"PdVSA has agreed to give us a fixed volume of crude oil every month... The supplies have not yet started as the agreement is under finalisation," Oil and Natural Gas Corp (ONGC) Chairman and Managing Director and OVL Chairman Dinesh K Sarraf told reporters here.
The entire dues, he said, would be "squared off" in a couple of years.
OVL, the overseas arm of state-owned ONGC, owns 40 per cent of the San Cristobal field and had invested about USD 190 million in the project in 2008. State-run Petroleos de Venezuela S.A., or PDVSA, holds the remaining stake.
San Cristobal project covers an area of 160.18 square kilometers in the Zuata Subdivision of proliferous Orinoco Heavy Oil belt in Venezuela. The field currently produces about 28,000 barrels a day, down from a peak of 38,000 bpd.

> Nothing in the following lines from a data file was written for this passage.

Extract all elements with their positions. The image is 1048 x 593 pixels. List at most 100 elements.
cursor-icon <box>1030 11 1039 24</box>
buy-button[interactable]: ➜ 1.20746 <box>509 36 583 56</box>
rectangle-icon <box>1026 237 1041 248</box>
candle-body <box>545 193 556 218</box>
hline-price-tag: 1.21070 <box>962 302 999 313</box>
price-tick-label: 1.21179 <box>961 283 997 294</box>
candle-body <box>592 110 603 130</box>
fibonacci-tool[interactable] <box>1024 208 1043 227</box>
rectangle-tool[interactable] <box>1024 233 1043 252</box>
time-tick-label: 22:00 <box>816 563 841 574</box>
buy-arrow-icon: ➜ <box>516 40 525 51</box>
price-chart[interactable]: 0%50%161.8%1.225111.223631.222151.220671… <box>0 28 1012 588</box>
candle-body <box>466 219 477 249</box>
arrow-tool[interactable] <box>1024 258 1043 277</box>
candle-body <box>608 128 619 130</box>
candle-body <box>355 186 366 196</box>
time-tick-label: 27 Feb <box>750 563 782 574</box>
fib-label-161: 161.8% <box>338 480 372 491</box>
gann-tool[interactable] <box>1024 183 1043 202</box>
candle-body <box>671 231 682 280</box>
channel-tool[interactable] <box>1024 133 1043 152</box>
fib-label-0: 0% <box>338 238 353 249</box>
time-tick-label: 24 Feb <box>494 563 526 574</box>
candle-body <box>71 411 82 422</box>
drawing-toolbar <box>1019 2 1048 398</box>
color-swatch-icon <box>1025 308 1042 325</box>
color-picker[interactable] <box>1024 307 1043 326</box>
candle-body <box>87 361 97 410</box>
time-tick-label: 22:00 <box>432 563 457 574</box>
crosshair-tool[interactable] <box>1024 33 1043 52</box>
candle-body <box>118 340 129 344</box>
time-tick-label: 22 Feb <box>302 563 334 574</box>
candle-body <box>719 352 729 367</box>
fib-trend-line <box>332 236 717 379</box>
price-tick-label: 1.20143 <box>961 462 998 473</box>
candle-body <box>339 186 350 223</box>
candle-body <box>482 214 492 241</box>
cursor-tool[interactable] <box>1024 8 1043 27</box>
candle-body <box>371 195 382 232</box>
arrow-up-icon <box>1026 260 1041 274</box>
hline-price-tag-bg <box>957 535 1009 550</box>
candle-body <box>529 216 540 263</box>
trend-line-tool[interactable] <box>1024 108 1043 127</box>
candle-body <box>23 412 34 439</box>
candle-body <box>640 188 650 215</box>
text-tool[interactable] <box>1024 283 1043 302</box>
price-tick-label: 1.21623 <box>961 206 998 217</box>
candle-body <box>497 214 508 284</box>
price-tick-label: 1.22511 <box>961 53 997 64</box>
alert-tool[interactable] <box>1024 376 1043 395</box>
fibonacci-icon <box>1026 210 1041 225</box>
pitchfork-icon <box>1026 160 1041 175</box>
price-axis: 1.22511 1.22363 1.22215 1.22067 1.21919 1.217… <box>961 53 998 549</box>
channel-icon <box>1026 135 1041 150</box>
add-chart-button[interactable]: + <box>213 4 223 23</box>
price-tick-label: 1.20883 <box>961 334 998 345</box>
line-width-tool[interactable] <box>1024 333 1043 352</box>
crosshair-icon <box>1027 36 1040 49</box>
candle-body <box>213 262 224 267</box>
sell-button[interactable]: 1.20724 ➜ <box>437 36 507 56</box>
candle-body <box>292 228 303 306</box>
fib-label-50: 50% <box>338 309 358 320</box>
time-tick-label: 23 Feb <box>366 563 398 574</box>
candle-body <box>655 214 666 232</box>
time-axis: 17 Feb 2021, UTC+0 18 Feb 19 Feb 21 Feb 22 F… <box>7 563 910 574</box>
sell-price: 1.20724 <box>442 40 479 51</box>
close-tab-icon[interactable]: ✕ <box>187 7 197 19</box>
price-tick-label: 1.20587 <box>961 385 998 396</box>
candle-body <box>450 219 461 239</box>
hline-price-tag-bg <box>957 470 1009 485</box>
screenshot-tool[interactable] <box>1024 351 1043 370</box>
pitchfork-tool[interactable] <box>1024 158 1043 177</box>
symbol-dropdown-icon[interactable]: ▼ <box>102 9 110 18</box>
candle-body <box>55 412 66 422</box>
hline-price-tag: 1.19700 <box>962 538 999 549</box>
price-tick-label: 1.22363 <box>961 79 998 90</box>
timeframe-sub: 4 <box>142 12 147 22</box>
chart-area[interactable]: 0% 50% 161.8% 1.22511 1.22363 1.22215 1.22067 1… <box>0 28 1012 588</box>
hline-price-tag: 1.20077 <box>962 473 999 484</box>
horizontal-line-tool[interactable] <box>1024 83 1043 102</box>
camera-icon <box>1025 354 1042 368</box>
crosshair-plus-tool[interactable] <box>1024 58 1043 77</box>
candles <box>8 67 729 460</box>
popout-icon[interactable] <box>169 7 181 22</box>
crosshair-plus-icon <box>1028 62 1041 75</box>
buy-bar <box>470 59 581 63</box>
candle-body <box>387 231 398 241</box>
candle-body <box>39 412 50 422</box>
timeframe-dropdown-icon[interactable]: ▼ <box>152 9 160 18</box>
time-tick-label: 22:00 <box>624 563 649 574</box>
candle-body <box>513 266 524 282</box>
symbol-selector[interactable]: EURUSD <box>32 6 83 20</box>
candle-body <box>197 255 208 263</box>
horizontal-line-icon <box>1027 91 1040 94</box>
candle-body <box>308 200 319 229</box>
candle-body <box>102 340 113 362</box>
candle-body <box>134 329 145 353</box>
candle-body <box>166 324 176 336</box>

OVL had received its dividend from sale of crude oil produced from the field totaling USD 56.224 million for 2008. But dividends for 2009 to 2013 totalling USD 537.631 million remained unpaid due to cash flow difficulties being faced by PDVSA.
During 2015-16, OVL's share of crude oil production was 0.585 million tonnes as compared to 0.645 million tonnes during the previous fiscal. It's share of investment in the project was Rs 2,599.71 crore (USD 486.69 million) till March 31, 2016.
Venezuela, the cash-strapped OPEC member and holder of the world's biggest oil reserves, has been unable to pay foreign partners on some of its projects as revenues slumped along with crude prices and as funds were diverted to social programs and fuel subsidies.
The Latin American nation earns almost all of its export revenues from oil.
It is already repaying loans outstanding to China with crude and OVL was keen on a similar deal.
OVL, along with Indian Oil Corp (IOC) and Oil India Ltd, also holds 18 per cent stake in Venezuela's Carabobo-1 project, which currently produces about 16,000 bpd of oil and is expected to reach 90,000 bpd by end of 2017.